Melesse Tamiru, Damen Hailemariam, Getnet Mitike

Although subsistence agriculture is the major economic activity, parents want to have large number of children to get assistance in farming activities as well as economic support during old ages. Women’s fertility and HIV infection are not independent of one another. Conditions and behaviors producing high levels of fertility are also likely to bear upon rural women’s ‘likelihood of acquiring HIV. We investigated the association between perceived HIV risk and child mortality by the desire to have children among married women in rural Ethiopia. A cross-sectional sample of 1,380 married women age 18-49 years was randomly selected from the rural kebeles of Bure woreda. One eligible subject was randomly selected per household for a structured interview on factors associated with desire for future pregnancy. Data were entered and analyzed using SPSS version17. Both bivariate and multivariate analyses were used to investigate the association between self-perceived risk for HIV infection and child mortality by the desire for a future pregnancy.

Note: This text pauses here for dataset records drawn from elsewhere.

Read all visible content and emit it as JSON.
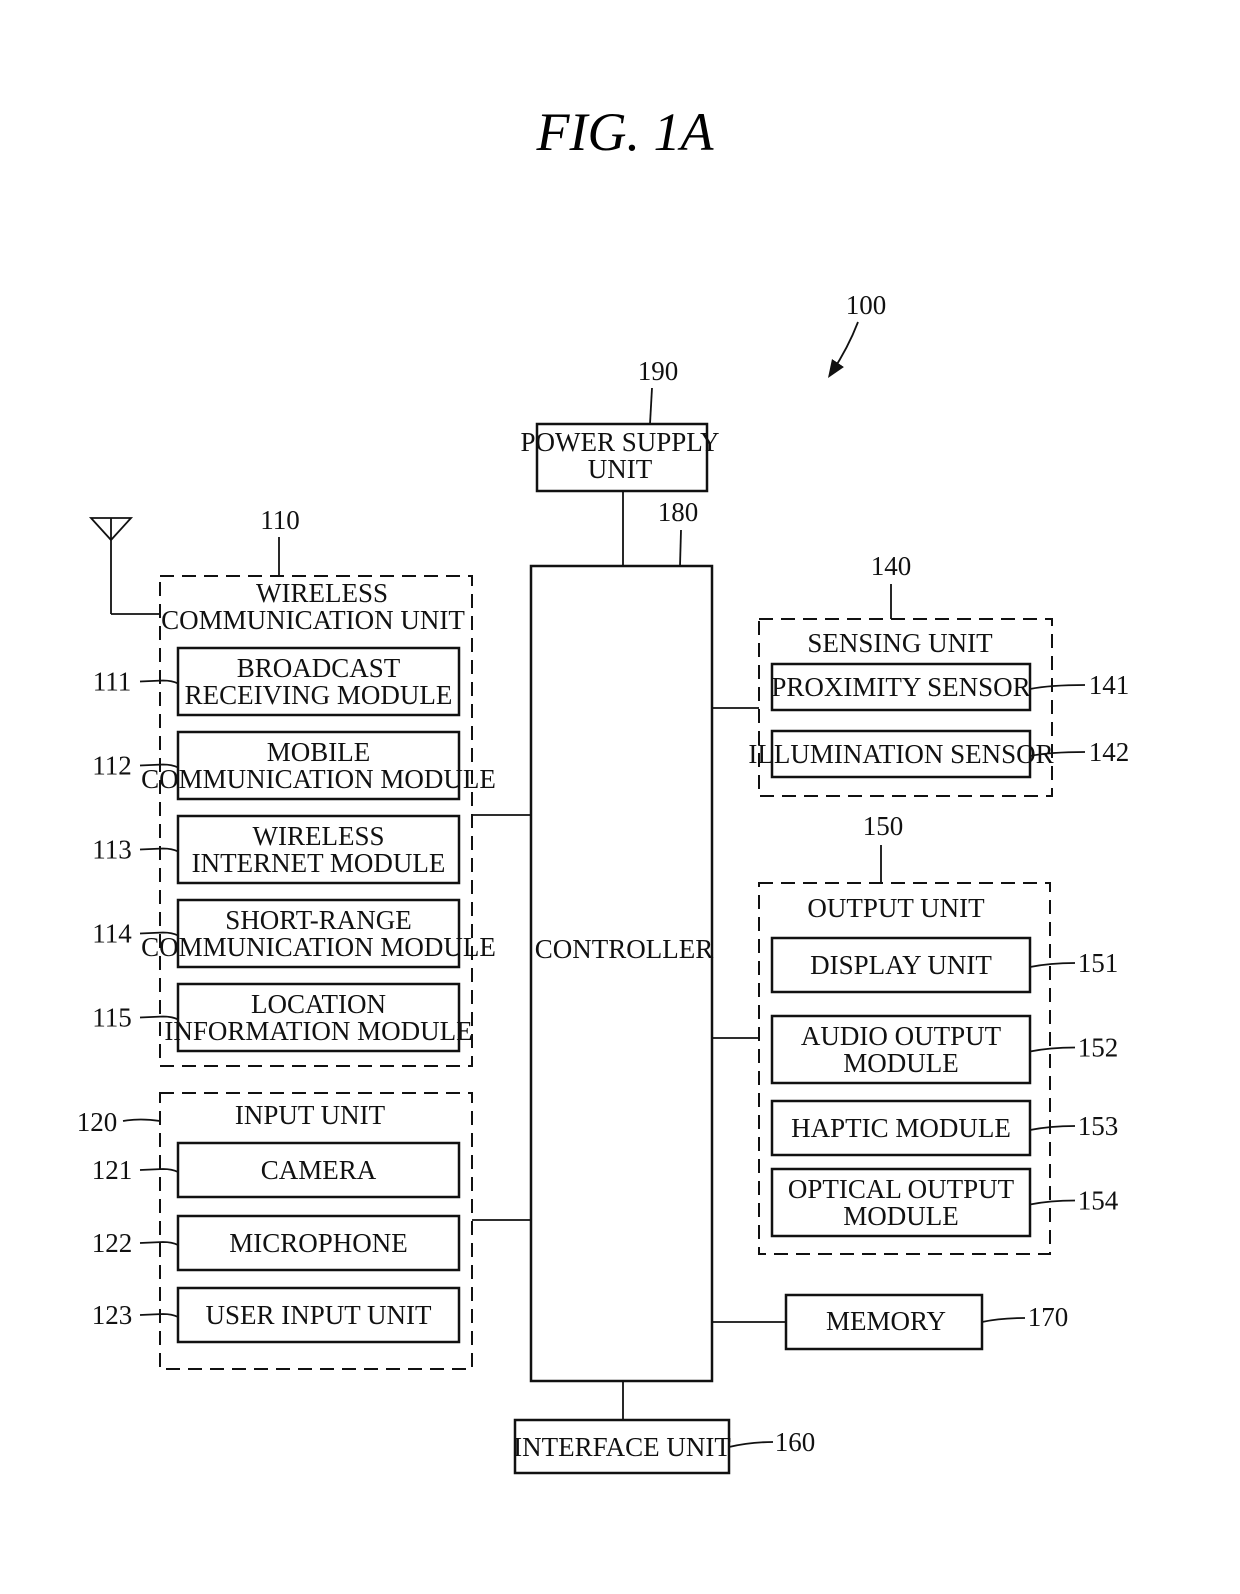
{
  "figure": {
    "title": "FIG. 1A",
    "device_ref": "100"
  },
  "power_supply": {
    "lines": [
      "POWER SUPPLY",
      "UNIT"
    ],
    "ref": "190"
  },
  "controller": {
    "label": "CONTROLLER",
    "ref": "180"
  },
  "wireless_unit": {
    "lines": [
      "WIRELESS",
      "COMMUNICATION UNIT"
    ],
    "ref": "110",
    "modules": [
      {
        "lines": [
          "BROADCAST",
          "RECEIVING MODULE"
        ],
        "ref": "111"
      },
      {
        "lines": [
          "MOBILE",
          "COMMUNICATION MODULE"
        ],
        "ref": "112"
      },
      {
        "lines": [
          "WIRELESS",
          "INTERNET MODULE"
        ],
        "ref": "113"
      },
      {
        "lines": [
          "SHORT-RANGE",
          "COMMUNICATION MODULE"
        ],
        "ref": "114"
      },
      {
        "lines": [
          "LOCATION",
          "INFORMATION MODULE"
        ],
        "ref": "115"
      }
    ]
  },
  "input_unit": {
    "label": "INPUT UNIT",
    "ref": "120",
    "modules": [
      {
        "label": "CAMERA",
        "ref": "121"
      },
      {
        "label": "MICROPHONE",
        "ref": "122"
      },
      {
        "label": "USER INPUT UNIT",
        "ref": "123"
      }
    ]
  },
  "sensing_unit": {
    "label": "SENSING UNIT",
    "ref": "140",
    "modules": [
      {
        "label": "PROXIMITY SENSOR",
        "ref": "141"
      },
      {
        "label": "ILLUMINATION SENSOR",
        "ref": "142"
      }
    ]
  },
  "output_unit": {
    "label": "OUTPUT UNIT",
    "ref": "150",
    "modules": [
      {
        "lines": [
          "DISPLAY UNIT"
        ],
        "ref": "151"
      },
      {
        "lines": [
          "AUDIO OUTPUT",
          "MODULE"
        ],
        "ref": "152"
      },
      {
        "lines": [
          "HAPTIC MODULE"
        ],
        "ref": "153"
      },
      {
        "lines": [
          "OPTICAL OUTPUT",
          "MODULE"
        ],
        "ref": "154"
      }
    ]
  },
  "memory": {
    "label": "MEMORY",
    "ref": "170"
  },
  "interface_unit": {
    "label": "INTERFACE UNIT",
    "ref": "160"
  }
}
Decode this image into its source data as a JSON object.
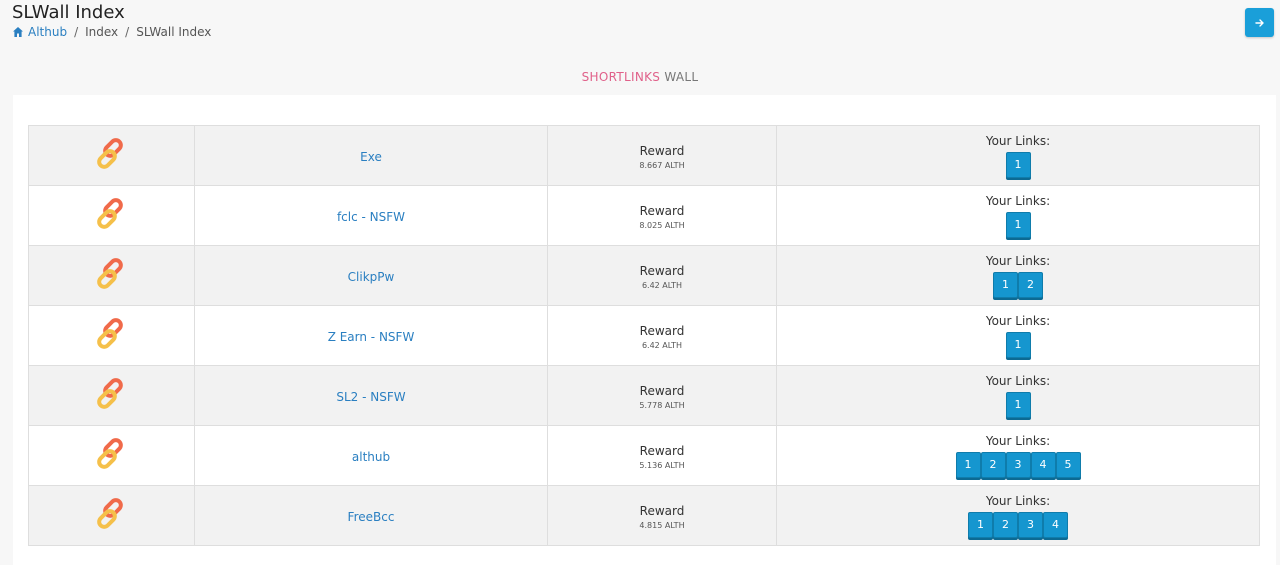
{
  "header": {
    "title": "SLWall Index",
    "breadcrumb": [
      {
        "label": "Althub"
      },
      {
        "label": "Index"
      },
      {
        "label": "SLWall Index"
      }
    ]
  },
  "section": {
    "title_accent": "SHORTLINKS",
    "title_rest": "WALL"
  },
  "colors": {
    "accent": "#1a9fd9",
    "title_accent": "#e0618a",
    "link": "#2a7fc1"
  },
  "icons": {
    "home": "home-icon",
    "corner_button": "arrow-right-icon",
    "row": "chain-link-icon"
  },
  "rows": [
    {
      "name": "Exe",
      "reward_label": "Reward",
      "reward": "8.667 ALTH",
      "links_label": "Your Links:",
      "links": [
        "1"
      ]
    },
    {
      "name": "fclc - NSFW",
      "reward_label": "Reward",
      "reward": "8.025 ALTH",
      "links_label": "Your Links:",
      "links": [
        "1"
      ]
    },
    {
      "name": "ClikpPw",
      "reward_label": "Reward",
      "reward": "6.42 ALTH",
      "links_label": "Your Links:",
      "links": [
        "1",
        "2"
      ]
    },
    {
      "name": "Z Earn - NSFW",
      "reward_label": "Reward",
      "reward": "6.42 ALTH",
      "links_label": "Your Links:",
      "links": [
        "1"
      ]
    },
    {
      "name": "SL2 - NSFW",
      "reward_label": "Reward",
      "reward": "5.778 ALTH",
      "links_label": "Your Links:",
      "links": [
        "1"
      ]
    },
    {
      "name": "althub",
      "reward_label": "Reward",
      "reward": "5.136 ALTH",
      "links_label": "Your Links:",
      "links": [
        "1",
        "2",
        "3",
        "4",
        "5"
      ]
    },
    {
      "name": "FreeBcc",
      "reward_label": "Reward",
      "reward": "4.815 ALTH",
      "links_label": "Your Links:",
      "links": [
        "1",
        "2",
        "3",
        "4"
      ]
    }
  ]
}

Overall, 32 % of subjects expressed desire to get pregnant in future, 8.8 % perceived themselves at high risk for HIV infection and 26.7% reported the death of at least one child in past five years. In multiple logistic regression analysis, reporting at least one child's death (OR=6.92; 95% CI 4.91- 9.47) was significantly associated with a higher desire to get pregnant and high perceived risk for HIV infection (OR=2.08; 95% CI 1.35-3.19) was found to be associated with a high desire to get pregnant. Being currently married, having no education, being of low parity and having low household income were significantly associated with having the desire for more children. High perceived risk for HIV infection was not associated with lower desire for future pregnancy. Moreover women seem to have higher desire for future pregnancy to replace childhood deaths that may result from HIV infection. Further research is needed to explore utilitarian-economic, social and psychological values attributed to children by women and their partners.